In its lawsuit filed in federal district court in the District of Columbia, Sprint contends that the merger would:

  • Harm retail consumers and corporate customers by causing higher prices and less innovation.
  • Entrench the duopoly control of AT&T and Verizon, the two “Ma Bell” descendants, of the almost $250 billion wireless market. As a result of the transaction, AT&T and Verizon would control more than three-quarters of that market and 90 percent of the profits.
  • Harm Sprint and the other independent wireless carriers. If the transaction were to be allowed, a combined AT&T and T-Mobile would have the ability to use its control over backhaul, roaming and spectrum, and its increased market position to exclude competitors, raise their costs, restrict their access to handsets, damage their businesses and ultimately to lessen competition.

AT&T countered that the lawsuit demonstrates that Sprint wants to put its interests before those of wireless consumers.

“This [lawsuit] simply demonstrates what we’ve said all along — Sprint is more interested in protecting itself than it is in promoting competition that benefits consumers,” AT&T Executive Director for Media Relations Mark Siegel told the E-Commerce Times.

“We, of course, will vigorously contest this matter in court,” he continued. He added that the merger would:

  • Help solve the U.S.’s spectrum exhaust situation and improve wireless service for millions.
  • Allow AT&T to expand 4G LTE mobile broadband to another 55 million Americans, or 97 percent of the population.
  • Result in billions of dollars in additional investment and tens of thousands of jobs

Broken Promises

AT&T’s claim that a merger would create tens of thousands of jobs is “pernicious nonsense,” declared Free Press’ Saldana. Mergers don’t create jobs; they shed jobs, he argued, as was the case when Cingular bought AT&T in 2004. Before the merger, Cingular said the $41 billion merger would create 7,000 new jobs, he explained. Within three months of the completion of the merger, the combined companies slashed 6,800 jobs, or 10 percent of their workforce.

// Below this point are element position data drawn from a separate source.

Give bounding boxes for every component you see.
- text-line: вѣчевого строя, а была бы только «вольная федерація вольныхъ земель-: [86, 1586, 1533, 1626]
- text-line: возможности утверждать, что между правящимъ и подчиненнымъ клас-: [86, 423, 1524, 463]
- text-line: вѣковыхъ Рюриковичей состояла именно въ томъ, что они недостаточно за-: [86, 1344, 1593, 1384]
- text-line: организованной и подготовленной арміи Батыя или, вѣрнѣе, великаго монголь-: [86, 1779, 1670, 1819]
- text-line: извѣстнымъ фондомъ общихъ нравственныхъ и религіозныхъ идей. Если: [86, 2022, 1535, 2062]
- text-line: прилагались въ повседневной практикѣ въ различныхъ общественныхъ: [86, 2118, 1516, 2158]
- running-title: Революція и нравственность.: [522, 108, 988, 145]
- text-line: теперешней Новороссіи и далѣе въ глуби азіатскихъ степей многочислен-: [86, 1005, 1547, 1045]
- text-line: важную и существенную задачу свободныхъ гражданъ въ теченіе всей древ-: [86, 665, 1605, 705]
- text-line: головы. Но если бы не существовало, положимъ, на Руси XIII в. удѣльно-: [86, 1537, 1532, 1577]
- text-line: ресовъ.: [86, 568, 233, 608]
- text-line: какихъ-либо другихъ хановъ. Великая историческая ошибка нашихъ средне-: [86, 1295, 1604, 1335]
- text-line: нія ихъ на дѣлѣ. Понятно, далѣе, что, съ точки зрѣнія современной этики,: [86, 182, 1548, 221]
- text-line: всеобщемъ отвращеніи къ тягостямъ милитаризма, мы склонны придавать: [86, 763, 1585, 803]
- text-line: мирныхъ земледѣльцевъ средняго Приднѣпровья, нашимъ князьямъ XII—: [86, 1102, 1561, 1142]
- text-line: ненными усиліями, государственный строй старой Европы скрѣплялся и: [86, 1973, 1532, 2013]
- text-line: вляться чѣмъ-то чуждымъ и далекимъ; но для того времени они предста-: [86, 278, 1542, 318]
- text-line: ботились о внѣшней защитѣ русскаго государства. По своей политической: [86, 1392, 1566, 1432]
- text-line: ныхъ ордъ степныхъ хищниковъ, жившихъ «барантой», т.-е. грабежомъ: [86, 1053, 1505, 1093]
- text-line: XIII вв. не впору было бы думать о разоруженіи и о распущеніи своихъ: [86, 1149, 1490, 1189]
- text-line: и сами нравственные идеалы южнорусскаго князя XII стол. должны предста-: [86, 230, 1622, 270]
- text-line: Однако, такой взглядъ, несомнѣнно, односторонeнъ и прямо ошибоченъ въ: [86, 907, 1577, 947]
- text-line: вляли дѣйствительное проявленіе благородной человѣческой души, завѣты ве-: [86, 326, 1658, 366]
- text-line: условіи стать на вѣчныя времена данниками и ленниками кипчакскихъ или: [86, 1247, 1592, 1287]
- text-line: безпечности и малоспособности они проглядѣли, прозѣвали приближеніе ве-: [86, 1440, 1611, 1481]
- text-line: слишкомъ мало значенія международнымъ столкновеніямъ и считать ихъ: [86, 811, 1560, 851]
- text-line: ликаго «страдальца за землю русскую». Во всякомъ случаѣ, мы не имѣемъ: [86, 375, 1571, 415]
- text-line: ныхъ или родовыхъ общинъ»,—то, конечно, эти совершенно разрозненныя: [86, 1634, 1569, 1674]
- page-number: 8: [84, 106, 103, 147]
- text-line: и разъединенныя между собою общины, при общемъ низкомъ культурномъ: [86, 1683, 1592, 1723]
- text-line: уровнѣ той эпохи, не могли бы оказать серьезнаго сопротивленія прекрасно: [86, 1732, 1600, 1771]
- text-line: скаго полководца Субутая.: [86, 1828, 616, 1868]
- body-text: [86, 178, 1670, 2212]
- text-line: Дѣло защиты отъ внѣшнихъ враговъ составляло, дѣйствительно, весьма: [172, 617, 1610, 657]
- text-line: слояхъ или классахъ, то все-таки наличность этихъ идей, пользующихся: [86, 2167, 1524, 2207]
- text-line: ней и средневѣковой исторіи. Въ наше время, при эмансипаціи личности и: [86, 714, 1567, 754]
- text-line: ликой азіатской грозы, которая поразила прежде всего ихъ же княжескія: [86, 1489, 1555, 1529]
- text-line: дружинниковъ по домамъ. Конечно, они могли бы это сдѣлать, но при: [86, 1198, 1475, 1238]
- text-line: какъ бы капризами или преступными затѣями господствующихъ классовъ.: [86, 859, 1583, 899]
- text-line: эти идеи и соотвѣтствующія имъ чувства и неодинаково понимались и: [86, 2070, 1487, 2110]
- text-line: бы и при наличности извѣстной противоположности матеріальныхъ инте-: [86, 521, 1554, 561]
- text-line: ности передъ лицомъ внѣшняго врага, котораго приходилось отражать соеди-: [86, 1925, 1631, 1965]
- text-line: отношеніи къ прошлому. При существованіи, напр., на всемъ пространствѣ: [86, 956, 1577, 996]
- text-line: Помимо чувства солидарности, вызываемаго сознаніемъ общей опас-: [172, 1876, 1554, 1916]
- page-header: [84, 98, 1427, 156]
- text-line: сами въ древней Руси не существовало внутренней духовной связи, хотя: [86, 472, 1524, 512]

AT&T has promised its Wall Street investors $10 billion in savings from “synergies” resulting from the merger, he asserted, but “synergies,” in this case, is primarily just another word for layoffs.

“The reasons that companies in the same industry merge is because they can ‘streamline their operations,’ and that means cutting people’s jobs,” he maintained.

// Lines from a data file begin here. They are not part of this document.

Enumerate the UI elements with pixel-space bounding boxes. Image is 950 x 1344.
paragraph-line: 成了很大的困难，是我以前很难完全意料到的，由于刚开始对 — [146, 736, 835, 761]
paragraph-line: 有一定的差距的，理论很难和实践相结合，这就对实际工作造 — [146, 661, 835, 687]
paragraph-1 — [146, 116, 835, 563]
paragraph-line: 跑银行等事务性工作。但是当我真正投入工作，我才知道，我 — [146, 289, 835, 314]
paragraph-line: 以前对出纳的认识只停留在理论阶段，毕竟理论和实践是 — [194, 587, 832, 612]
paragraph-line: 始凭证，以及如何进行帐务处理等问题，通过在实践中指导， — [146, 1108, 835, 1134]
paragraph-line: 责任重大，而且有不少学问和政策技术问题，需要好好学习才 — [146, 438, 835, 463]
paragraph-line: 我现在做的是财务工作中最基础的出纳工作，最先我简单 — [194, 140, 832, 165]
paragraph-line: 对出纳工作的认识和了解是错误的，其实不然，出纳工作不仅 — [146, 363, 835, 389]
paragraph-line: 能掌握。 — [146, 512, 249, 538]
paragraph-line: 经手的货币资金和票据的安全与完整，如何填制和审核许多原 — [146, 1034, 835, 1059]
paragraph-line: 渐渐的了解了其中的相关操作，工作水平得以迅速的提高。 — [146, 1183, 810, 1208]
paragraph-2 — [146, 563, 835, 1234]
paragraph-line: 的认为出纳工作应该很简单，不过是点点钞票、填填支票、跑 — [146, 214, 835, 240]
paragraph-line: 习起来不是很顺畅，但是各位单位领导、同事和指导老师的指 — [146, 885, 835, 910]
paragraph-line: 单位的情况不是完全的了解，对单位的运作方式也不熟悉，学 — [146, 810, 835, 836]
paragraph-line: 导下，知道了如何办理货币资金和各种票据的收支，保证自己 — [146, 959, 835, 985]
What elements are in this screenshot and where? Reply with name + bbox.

Claims that the combined companies would be investing billions of dollars more in their systems are also suspect, he argued. AT&T says it will be spending $8 billion on its systems after the merger, yet if on looks at what the separate companies have promised to spend during the same time period, it’s $18 billion, he said.

“[AT&T] is trying to sell a $10 billion net loss in investment as an $8 billion gain,” he reasoned.

While job losses and reduced spending may be inevitable from an AT&T-T-Mobile merger, competition may still flourish, according to Michael Morgan, a mobile devices analyst with ABI Research in New York City. Studies have shown that three operators is an optimum number for a region or nation, he said.

“It’s the natural evolution of how things work,” he told the E-Commerce Times.

“In that sense, losing T-Mobile wouldn’t necessarily affect us in terms of reducing wireless competition,” he added.